A 規則第4条第一項の保存要件に対応して保存する。
B 電子取引データの保存要件に対応せず保存だけする。
Aの場合には、電子取引データを書面とする必要がありませんが、Bの場合には税務調査で電子取引データを印刷したものを書面として提示・提出が求められます。
各保存義務者によって、取引件数、取引全体に占める電子取引の割合、社内のワークフローやシステムが異なるので、その実情を鑑みて、A、Bのどちらかを選択します。選択の指針はおおむね次のようになります。
Aを選択するのが良いケース
次のように業務処理の流れ(ワークフロー)が概ねデジタル化されている場合にAを選択すると良いでしょう。
- 電子取引データの件数が多く、保存(倉庫など)のスペースや作業効率からデジタル化が書面よりも有利である。
- 社内のワークフローのデジタル化が済んでおり、デジタル保存の仕組みも整っている。
- 外部との取引はすべて電子化されている。あるいはその大部分が電子化されており、近いうちにデジタルに統一される。
Bを選択するのが良いケース
逆に、次のようにワークフローが概ね書面ベースになっている場合にBを選択すると良いでしょう。
- 社内のワークフローが書面ベースになっている。つまり書面で社内手続き処理を進め、書面で保存するようになっている。
- 取引書類の過半数が書面であり、電子取引データの割合は少ない。取引書類はすべて書面に揃えて保存しておくほうが効率的であり、後で探しやすい。
- もともと書類の件数自体が少なく、電子取引データ保存要件を満たす仕組みを導入してもコスト面で引き合わない。

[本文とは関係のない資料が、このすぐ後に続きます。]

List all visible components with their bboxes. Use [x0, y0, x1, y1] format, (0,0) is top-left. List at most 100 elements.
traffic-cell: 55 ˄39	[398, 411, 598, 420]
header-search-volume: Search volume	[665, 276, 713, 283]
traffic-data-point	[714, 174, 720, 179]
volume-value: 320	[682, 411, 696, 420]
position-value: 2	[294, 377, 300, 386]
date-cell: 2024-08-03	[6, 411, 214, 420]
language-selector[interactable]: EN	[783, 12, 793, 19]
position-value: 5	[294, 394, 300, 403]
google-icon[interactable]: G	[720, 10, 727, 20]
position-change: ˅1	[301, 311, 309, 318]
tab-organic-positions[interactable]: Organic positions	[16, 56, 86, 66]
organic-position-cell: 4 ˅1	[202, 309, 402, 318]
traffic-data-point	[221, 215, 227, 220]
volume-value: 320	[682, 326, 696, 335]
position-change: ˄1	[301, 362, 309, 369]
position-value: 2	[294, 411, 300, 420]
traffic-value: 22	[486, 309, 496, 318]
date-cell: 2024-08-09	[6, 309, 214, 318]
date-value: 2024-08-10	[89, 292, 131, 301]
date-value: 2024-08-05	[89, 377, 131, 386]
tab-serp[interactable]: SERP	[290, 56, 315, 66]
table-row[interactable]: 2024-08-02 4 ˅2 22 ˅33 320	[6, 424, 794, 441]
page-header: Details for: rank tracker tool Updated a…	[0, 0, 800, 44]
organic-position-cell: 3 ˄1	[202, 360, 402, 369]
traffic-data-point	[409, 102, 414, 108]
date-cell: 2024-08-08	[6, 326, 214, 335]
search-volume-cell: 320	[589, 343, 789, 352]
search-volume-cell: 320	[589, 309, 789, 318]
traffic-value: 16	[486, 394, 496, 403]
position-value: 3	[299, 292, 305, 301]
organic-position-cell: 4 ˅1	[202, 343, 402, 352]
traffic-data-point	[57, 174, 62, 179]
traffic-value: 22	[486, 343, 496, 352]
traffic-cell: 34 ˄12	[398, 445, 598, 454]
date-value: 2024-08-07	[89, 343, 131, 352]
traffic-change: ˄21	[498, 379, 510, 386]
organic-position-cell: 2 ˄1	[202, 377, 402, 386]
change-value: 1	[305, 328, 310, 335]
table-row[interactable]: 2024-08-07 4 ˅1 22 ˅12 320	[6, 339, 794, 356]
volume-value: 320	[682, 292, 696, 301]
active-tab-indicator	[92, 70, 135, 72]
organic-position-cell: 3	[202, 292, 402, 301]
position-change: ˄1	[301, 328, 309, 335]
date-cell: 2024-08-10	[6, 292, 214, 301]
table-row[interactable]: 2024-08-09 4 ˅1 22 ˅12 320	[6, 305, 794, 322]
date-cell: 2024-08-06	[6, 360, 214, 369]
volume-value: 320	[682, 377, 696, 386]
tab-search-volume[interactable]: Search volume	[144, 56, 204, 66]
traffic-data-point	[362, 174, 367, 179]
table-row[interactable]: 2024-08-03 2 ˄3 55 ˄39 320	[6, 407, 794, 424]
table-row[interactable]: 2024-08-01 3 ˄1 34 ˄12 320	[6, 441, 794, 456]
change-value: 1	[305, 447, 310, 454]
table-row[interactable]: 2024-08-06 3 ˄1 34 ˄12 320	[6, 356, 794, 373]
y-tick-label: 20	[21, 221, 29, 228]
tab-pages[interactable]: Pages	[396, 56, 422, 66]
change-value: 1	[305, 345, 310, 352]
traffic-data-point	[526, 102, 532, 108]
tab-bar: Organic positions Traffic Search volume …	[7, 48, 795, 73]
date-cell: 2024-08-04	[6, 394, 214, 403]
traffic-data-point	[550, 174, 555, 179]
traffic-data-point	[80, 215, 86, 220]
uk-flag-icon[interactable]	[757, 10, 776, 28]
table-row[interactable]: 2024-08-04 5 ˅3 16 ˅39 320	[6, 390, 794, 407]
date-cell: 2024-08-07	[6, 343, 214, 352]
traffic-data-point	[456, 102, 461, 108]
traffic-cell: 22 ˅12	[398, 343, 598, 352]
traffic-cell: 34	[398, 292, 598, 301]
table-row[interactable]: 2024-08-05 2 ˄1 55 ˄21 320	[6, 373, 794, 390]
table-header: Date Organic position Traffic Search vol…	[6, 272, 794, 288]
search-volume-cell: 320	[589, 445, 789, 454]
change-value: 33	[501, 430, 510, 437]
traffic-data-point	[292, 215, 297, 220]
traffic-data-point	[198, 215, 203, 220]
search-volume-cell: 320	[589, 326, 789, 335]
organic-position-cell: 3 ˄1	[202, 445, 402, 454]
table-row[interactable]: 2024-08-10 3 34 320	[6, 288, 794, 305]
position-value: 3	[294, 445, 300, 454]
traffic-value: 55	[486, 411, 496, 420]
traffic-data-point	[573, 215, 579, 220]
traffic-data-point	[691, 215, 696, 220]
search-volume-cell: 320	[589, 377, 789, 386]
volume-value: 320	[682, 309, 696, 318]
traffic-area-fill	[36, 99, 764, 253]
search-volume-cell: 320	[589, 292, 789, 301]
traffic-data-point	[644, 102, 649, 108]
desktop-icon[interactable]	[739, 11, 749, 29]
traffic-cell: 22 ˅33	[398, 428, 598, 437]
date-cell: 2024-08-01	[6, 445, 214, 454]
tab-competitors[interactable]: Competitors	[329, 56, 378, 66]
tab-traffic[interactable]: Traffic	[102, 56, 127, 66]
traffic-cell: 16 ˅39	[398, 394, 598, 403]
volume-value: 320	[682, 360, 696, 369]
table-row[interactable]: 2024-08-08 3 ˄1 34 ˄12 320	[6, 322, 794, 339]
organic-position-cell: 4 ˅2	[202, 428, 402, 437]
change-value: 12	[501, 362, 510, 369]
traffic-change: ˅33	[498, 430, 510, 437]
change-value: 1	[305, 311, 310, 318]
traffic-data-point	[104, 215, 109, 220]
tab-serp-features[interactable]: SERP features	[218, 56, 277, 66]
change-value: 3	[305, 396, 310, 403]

現在、社外との取引をすべて電子的手段で行っており、書面(紙)での取引データ交換はない、という会社はほとんどないでしょう。そうすると、書面と電子データ交換(EDI、ECストアあるいはe-メール)を併用しているはずです。
Aを選択した場合は、書面をスキャナーで電子化してワークフローに載せることになります。書面の取引書類は税法上の保存義務があるため、原則として原本の書面を廃棄できません。もし、廃棄したい場合は、電子帳簿保存法のスキャナ保存という制度を利用する必要があります。